Owning a start-up is unpredictable in the best of times. Now the Covid 9 pandemic has really thrown every one into pure craziness. A few businesses are thriving as people are panic buying and others are filling the luxury of time for people. As for my business, we’re a bit stuck at the moment, and I admit that I’m having a pity party today.
I was notified last Wednesday that the Tile Back team won the Trade Waste Hackathon. Congratulations to them on a great idea to take the left over new tiles from construction projects and turn them into gravel. The ACT Government may still be interested in my idea, but I’m not holding my breath as they’re trying to get us all through this crisis.
The trial on my cape made from recycled polyester went really well with my first hair salon. There were even additional benefits I didn’t even think about before like the fact that it kept the customer dry, and therefore the stylist didn’t have to wash so many capes.
I’ll be trialing it at a different salon later this week.
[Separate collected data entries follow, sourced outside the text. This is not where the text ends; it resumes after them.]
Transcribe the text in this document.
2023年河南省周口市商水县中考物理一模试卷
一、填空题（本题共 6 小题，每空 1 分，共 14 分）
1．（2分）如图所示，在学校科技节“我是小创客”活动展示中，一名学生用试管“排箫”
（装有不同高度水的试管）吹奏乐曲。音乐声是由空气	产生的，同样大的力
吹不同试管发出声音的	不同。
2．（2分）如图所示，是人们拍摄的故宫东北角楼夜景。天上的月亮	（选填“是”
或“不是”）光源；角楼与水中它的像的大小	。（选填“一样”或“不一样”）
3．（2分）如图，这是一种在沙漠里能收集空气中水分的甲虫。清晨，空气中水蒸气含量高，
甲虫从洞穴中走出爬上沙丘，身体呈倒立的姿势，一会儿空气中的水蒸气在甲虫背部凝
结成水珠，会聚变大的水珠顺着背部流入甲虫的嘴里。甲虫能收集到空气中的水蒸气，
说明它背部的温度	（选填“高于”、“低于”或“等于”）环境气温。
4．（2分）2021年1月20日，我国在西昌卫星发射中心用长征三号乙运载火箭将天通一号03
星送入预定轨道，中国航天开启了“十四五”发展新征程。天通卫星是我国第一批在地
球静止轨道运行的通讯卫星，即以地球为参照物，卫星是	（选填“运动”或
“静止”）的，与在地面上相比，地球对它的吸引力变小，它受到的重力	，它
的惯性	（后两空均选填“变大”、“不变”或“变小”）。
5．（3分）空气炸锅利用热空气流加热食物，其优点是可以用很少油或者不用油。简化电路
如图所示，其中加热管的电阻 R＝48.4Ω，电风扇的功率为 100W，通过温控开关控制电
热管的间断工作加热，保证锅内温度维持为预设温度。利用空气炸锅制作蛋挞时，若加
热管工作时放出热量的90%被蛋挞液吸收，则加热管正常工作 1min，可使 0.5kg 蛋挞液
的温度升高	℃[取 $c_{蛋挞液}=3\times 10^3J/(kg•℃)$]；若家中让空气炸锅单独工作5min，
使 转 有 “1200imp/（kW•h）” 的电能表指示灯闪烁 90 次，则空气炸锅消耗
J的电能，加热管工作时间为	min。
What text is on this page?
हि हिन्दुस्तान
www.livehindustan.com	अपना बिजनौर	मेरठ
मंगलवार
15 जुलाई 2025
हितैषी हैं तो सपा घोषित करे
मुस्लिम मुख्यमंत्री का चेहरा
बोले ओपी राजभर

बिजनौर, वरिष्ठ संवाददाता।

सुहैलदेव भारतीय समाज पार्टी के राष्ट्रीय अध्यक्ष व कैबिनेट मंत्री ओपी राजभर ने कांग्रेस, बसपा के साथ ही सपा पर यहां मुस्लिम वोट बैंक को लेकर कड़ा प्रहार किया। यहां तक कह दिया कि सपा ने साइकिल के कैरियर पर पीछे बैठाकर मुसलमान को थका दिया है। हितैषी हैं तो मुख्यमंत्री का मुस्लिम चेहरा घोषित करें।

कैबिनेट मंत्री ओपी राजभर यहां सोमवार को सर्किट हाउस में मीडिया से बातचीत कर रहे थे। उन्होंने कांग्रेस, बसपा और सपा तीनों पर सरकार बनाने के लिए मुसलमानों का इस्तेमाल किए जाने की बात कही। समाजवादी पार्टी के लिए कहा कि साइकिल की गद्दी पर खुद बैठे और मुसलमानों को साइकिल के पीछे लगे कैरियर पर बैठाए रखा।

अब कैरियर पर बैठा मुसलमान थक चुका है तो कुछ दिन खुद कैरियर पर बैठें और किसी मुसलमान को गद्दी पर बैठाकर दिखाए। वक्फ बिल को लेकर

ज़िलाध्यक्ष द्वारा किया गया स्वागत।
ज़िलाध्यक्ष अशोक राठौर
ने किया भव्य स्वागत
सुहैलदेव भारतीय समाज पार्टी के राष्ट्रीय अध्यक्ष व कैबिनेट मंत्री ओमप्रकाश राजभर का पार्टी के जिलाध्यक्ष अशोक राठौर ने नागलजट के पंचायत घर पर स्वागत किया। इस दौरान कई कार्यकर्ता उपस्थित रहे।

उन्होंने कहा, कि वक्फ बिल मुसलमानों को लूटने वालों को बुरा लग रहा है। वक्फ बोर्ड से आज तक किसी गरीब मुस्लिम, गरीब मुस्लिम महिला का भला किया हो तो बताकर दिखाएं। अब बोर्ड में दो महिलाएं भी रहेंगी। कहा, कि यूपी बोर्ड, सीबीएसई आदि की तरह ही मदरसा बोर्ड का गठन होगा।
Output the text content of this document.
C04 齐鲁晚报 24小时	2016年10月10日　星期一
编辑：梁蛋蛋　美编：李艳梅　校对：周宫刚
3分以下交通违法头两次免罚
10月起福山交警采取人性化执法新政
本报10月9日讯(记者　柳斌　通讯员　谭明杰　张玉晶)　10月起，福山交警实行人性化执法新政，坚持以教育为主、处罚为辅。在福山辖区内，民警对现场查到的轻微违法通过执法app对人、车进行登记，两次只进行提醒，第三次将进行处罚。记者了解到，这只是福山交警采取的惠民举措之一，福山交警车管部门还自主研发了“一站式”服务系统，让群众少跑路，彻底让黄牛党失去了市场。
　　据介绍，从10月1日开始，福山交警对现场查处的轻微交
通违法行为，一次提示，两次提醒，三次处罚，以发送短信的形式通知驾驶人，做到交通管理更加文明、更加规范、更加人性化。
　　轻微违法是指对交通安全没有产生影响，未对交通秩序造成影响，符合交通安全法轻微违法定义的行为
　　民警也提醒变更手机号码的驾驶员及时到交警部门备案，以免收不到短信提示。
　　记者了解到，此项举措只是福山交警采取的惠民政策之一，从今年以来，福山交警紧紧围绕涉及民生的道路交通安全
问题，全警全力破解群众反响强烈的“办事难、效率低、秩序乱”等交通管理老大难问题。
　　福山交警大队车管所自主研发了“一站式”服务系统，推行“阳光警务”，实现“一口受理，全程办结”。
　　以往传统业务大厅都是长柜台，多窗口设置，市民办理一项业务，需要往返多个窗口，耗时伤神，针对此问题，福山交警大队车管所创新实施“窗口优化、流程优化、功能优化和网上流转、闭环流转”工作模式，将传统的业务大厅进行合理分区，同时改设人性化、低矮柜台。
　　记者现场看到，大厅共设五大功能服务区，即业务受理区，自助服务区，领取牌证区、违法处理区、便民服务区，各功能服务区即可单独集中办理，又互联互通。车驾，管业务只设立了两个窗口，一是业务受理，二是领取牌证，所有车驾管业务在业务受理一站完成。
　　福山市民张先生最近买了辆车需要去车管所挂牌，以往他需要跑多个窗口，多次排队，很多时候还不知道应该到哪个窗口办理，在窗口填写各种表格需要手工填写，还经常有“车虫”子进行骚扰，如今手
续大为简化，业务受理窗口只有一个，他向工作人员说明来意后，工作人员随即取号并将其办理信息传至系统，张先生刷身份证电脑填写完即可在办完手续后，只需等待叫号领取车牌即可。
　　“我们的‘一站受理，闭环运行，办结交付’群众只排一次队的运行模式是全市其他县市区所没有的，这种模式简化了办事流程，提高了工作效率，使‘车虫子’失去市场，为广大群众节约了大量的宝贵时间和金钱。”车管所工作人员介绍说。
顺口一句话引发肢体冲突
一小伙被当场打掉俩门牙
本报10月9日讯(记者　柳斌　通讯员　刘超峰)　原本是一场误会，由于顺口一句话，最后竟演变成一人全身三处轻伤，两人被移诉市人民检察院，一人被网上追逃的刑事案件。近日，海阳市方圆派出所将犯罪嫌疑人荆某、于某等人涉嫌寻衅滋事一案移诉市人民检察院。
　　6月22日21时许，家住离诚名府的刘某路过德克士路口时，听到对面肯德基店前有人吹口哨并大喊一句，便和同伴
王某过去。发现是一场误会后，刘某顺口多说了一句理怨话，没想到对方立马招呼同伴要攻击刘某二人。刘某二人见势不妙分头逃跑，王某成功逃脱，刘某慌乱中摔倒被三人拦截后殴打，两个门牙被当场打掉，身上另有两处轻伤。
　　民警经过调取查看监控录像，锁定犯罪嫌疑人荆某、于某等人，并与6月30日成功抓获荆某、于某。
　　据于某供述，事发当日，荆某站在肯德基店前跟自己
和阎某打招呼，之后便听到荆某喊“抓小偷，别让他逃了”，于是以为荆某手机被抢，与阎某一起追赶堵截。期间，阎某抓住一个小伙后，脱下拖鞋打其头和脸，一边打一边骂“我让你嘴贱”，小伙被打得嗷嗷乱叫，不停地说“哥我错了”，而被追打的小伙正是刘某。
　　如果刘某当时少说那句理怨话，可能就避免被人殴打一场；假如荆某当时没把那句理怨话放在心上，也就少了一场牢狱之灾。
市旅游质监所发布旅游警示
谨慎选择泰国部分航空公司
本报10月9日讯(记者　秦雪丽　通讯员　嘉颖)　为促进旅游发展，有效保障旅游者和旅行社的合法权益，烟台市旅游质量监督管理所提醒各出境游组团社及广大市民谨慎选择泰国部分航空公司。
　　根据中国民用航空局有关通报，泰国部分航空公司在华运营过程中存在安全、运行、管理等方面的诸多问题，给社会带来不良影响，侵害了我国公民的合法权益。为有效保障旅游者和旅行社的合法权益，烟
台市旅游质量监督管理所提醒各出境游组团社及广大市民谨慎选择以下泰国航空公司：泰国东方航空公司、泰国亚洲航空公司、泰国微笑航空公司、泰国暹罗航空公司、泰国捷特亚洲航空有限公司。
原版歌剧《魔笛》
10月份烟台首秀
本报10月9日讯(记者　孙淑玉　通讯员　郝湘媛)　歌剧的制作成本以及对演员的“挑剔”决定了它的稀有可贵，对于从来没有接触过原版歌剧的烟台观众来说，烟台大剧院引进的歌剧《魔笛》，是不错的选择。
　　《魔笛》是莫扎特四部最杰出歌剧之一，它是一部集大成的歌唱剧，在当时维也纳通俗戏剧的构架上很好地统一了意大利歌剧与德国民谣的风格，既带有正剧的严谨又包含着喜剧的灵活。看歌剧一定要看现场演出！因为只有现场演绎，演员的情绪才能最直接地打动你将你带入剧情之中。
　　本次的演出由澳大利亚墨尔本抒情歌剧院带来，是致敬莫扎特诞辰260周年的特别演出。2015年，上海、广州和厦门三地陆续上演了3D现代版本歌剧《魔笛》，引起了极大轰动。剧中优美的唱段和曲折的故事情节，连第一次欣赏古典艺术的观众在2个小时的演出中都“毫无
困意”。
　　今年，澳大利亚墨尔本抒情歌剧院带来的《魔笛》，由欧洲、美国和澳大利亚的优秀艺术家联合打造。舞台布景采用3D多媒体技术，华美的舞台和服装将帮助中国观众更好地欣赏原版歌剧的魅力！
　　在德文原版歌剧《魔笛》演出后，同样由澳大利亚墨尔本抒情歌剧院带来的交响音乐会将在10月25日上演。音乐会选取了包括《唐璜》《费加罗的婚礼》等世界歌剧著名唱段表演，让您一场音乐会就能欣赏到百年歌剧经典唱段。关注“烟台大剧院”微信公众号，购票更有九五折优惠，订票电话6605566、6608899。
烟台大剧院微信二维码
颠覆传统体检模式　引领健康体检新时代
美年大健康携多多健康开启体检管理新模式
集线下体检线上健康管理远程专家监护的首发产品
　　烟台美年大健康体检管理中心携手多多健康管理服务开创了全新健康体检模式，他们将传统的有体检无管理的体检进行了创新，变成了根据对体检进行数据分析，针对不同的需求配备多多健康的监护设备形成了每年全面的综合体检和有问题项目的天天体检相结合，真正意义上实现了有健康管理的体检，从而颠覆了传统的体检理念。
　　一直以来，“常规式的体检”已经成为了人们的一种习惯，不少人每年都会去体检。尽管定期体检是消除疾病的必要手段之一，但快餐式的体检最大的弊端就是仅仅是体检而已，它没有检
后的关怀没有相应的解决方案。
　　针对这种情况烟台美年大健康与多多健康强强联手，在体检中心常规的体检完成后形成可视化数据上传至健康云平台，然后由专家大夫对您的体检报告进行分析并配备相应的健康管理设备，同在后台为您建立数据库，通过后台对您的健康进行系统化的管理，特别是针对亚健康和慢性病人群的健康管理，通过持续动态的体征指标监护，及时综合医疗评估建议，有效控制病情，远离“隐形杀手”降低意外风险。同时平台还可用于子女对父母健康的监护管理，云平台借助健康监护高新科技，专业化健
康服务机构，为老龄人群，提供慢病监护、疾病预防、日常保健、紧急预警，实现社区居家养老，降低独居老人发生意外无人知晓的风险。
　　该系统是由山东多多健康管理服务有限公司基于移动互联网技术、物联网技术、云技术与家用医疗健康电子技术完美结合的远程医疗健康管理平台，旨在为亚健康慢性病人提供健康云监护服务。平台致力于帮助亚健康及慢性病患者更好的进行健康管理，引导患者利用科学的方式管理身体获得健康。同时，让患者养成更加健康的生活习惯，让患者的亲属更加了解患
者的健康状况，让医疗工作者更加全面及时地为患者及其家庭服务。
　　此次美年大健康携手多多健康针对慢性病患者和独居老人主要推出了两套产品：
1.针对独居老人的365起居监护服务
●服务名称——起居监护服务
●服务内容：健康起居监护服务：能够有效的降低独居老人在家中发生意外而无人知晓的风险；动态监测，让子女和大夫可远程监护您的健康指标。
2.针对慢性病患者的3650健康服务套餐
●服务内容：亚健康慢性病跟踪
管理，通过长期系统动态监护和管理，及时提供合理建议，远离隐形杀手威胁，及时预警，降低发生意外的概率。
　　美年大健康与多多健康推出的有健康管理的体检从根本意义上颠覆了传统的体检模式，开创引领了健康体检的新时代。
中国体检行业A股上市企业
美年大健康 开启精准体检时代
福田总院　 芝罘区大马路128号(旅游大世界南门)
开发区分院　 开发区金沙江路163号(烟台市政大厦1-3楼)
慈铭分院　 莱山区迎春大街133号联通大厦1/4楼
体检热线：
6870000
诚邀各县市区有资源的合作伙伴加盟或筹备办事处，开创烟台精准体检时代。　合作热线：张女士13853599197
The real challenge is whether or not I should invest in producing the product as most businesses have to tighten their belts to stay alive.
Now this morning, I found out that my hotel pilot will be delayed. There were no surprises really given the impact to the travel industry in the last month or so, but it’s still hard to hear. This is especially true when I just spent most the weekend preparing the order, and I have no idea when this opportunity will be available again. People are losing their jobs everywhere as businesses shut down.

I know that I’m so blessed to have accumulated a solid savings account that has allowed me to go for this long without a paycheck. However, now I have a room full of inventory that is stuck, and no income for the foreseeable future.
Truthfully, I’m tired and having a bit of a pity party now. I just can’t seem to get a real break no matter how hard I work to get this business off the ground.
Yes, I’ll admit that I just shed some tears, but to be fair to myself, I should feel sad and frustrated right now. Tomorrow, I will pick myself up and look again for more opportunities. Today, I’ll be sad a little bit longer as I mourn what could have been.